フェイのスキルは『魔導師』『並列魔法』の二つ。

『魔導師』は多彩な魔法の才能を得るスキルで、魔法の効力を上げる効果もある。

『並列魔法』は複数の魔法を同時に行使する事ができるスキル。


『魔導師』だけでも一流の魔法使いになれるというのに、おまけの『並列魔法』である。

フェイは新人の内から強い魔物を簡単に討伐できるようになった。



ランスとフェイが冒険者に慣れる頃には、俺の立場は低いものになっていた。

魔法至上主義のフェイは最初から俺を毛嫌いしていたし、ランスもすぐにあからさまに俺を見下すようになった。

そして、信じたくなかった事だが、ずっと一緒にいたエレンでさえも、俺を見限ったような言動をする事が増えてきたのだ。






パーティーが四人になって約一年が経ち、ルースが仲間に加わった。

それまで教会に仕えていたらしいが、事情があって冒険者に転身したところを、ランスに勧誘されたのだ。


ルースは既にスキルを手に入れていた。

ルースのスキルは『回復魔法』『祈誓』の二つ。

『回復魔法』は回復魔法の才能を得るスキル。

『祈誓』は神に誓いを立てる事で、それが守られている間は神の加護を得るスキルだ。


ルースもすぐにパーティーにいなくてはならない存在になった。

そして俺はより貶されるようになっていった。






ルースが加入して二年が経ち、俺はついにパーティーを追放された。

仲間達の為に頑張ってきたつもりだったが、あいつらにはわかってもらえなかったようだ。

色々と教えようとしたのだが、あいつらは俺の言葉には耳も貸さず、あまりしつこく言うと喧嘩になる恐れがあった。


エレンは強力なスキルを多く持っているが、『烈焔剣』の消費魔力は実はとんでもないものだ。
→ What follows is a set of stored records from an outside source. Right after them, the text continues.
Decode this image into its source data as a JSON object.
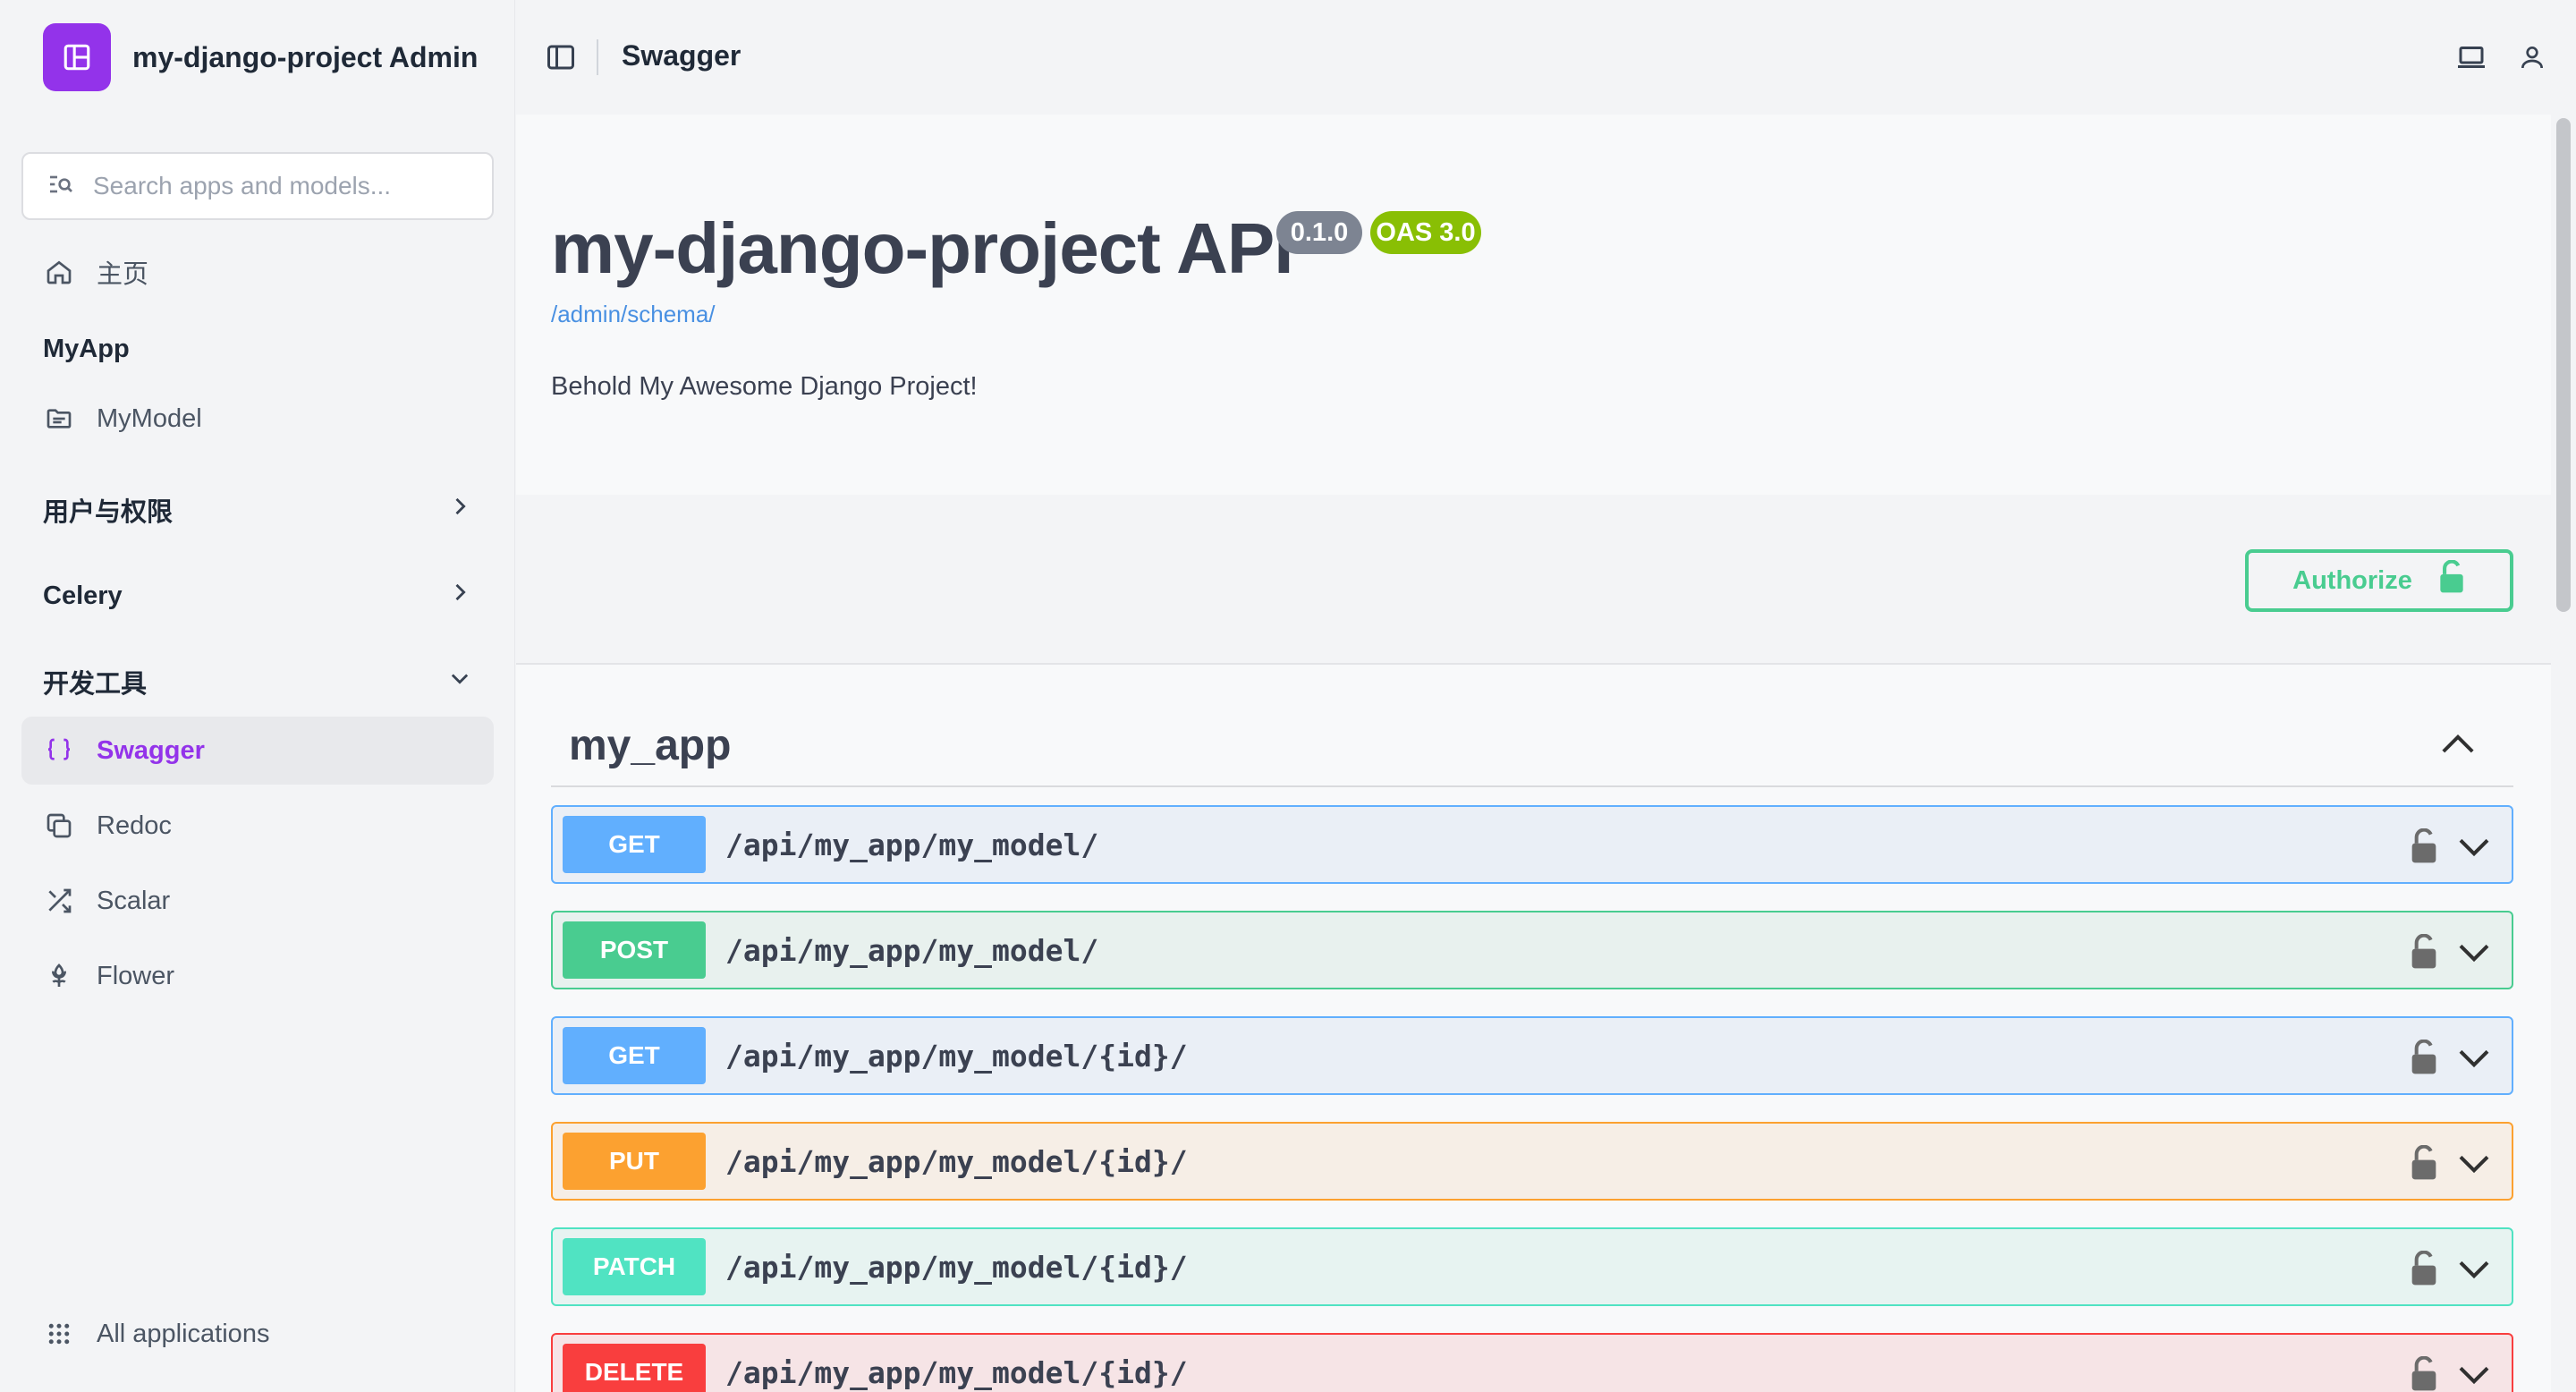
{
  "sidebar": {
    "brand_title": "my-django-project Admin",
    "search_placeholder": "Search apps and models...",
    "home_label": "主页",
    "app_heading": "MyApp",
    "model_label": "MyModel",
    "groups": [
      {
        "label": "用户与权限",
        "state": "collapsed"
      },
      {
        "label": "Celery",
        "state": "collapsed"
      },
      {
        "label": "开发工具",
        "state": "expanded"
      }
    ],
    "tools": [
      {
        "label": "Swagger",
        "icon": "braces-icon",
        "active": true
      },
      {
        "label": "Redoc",
        "icon": "copy-icon",
        "active": false
      },
      {
        "label": "Scalar",
        "icon": "shuffle-icon",
        "active": false
      },
      {
        "label": "Flower",
        "icon": "flower-icon",
        "active": false
      }
    ],
    "all_apps_label": "All applications",
    "accent_color": "#9333ea"
  },
  "header": {
    "title": "Swagger"
  },
  "swagger": {
    "api_title": "my-django-project API",
    "version": "0.1.0",
    "oas": "OAS 3.0",
    "schema_link": "/admin/schema/",
    "description": "Behold My Awesome Django Project!",
    "authorize_label": "Authorize",
    "tag_name": "my_app",
    "operations": [
      {
        "method": "GET",
        "path": "/api/my_app/my_model/",
        "color": "#61affe"
      },
      {
        "method": "POST",
        "path": "/api/my_app/my_model/",
        "color": "#49cc90"
      },
      {
        "method": "GET",
        "path": "/api/my_app/my_model/{id}/",
        "color": "#61affe"
      },
      {
        "method": "PUT",
        "path": "/api/my_app/my_model/{id}/",
        "color": "#fca130"
      },
      {
        "method": "PATCH",
        "path": "/api/my_app/my_model/{id}/",
        "color": "#50e3c2"
      },
      {
        "method": "DELETE",
        "path": "/api/my_app/my_model/{id}/",
        "color": "#f93e3e"
      }
    ]
  }
}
『獅子奮迅』も自らを強化している間は常に魔力が消費される為、エレンはよく魔力が枯渇しそうになっていた。

正直な話、俺の魔力量とそれを活かした『魔力譲渡』が無ければ、エレンの継戦能力はかなり低い。


ランスの『英雄』スキルはそれ以上に消費する魔力が多い。

あのスキルは本当はあんなに簡単に使うものではなく、ここぞという時に解放するものなのだ。

今みたいに全力で使いまくっていたら、もって数分といったところだろうか。


フェイの『並列魔法』は、同時に行使する魔法が増えれば増えるほど、消費魔力はどんどん上がっていく。
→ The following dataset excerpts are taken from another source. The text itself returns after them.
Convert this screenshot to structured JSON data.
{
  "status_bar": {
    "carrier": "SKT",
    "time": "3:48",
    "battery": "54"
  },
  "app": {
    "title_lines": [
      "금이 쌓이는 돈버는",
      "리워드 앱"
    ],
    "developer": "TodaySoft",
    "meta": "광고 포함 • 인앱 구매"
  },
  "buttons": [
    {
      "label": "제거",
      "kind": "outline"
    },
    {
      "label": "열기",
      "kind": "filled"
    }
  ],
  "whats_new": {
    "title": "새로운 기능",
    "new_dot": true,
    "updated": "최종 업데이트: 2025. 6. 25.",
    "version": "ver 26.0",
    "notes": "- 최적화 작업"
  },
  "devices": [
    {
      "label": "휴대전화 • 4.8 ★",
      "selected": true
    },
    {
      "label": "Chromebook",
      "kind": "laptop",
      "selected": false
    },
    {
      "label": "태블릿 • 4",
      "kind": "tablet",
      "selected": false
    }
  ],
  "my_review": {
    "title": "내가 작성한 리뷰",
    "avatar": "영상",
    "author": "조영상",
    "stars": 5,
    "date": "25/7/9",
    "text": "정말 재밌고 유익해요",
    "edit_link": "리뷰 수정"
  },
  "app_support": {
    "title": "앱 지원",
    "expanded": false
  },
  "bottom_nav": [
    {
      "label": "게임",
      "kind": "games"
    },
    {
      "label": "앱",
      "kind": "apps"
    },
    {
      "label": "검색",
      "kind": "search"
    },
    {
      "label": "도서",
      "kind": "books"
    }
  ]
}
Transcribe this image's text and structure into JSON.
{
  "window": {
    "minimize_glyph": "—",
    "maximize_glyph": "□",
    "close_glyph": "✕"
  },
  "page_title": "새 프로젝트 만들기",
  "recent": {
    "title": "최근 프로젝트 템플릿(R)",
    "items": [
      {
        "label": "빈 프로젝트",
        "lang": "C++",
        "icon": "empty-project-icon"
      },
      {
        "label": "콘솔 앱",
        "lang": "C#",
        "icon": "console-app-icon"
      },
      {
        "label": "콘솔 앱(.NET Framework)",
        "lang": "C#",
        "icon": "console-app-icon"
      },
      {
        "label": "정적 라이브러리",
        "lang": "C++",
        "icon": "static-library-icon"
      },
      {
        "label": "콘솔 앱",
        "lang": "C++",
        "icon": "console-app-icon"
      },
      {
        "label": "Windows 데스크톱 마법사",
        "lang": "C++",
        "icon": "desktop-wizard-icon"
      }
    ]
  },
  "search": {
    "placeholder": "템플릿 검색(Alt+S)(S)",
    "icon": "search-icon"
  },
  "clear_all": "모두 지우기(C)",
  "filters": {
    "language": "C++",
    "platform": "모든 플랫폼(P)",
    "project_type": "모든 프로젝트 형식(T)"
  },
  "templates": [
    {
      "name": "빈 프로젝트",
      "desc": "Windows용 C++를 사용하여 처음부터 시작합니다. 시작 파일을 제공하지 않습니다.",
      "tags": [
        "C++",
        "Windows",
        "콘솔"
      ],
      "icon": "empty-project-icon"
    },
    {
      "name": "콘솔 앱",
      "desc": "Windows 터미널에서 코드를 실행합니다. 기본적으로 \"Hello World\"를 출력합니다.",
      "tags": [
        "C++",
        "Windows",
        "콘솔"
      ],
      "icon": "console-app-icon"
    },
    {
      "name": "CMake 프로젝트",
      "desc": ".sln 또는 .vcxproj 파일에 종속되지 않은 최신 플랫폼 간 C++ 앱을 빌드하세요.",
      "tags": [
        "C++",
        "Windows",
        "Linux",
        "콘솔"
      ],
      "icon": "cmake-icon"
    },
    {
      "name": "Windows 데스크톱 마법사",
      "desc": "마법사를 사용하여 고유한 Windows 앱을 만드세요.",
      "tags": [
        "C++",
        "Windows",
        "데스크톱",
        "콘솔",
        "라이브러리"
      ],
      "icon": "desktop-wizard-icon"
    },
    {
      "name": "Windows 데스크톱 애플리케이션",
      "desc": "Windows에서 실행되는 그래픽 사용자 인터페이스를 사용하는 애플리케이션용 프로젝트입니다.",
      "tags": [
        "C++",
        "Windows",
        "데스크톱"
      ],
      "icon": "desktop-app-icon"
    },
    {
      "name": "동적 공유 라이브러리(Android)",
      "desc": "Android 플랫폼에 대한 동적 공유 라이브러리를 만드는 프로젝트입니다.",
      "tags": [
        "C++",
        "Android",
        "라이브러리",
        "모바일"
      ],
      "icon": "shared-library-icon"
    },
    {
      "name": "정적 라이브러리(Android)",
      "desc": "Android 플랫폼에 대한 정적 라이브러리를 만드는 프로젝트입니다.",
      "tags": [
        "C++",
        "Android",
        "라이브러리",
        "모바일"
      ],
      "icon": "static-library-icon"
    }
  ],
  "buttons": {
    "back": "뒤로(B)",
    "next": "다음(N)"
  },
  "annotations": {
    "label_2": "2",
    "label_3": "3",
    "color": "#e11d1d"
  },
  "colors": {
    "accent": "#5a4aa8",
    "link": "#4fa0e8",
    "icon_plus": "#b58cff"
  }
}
発動すれば強力なスキルだが、これも本来であれば何度も発動できるものではない。


ルースの回復魔法は、一発だけ見ると特に消費魔力が多いという問題はない。

しかし、彼女はちょっとした傷でもすぐに回復しようとしすぎる。

結果として常に回復魔法を使っているようなもので、やはり消費される魔力は多くなってしまう。

普通はもっとシビアにタイミングを見据え、本当に回復が必要なのかどうかを的確に判断する力が必要なのだ。



そんなエレン達がこれからどうやって戦っていくのか。

俺は見る事はできないだろうが……まぁ、頑張ってくれ。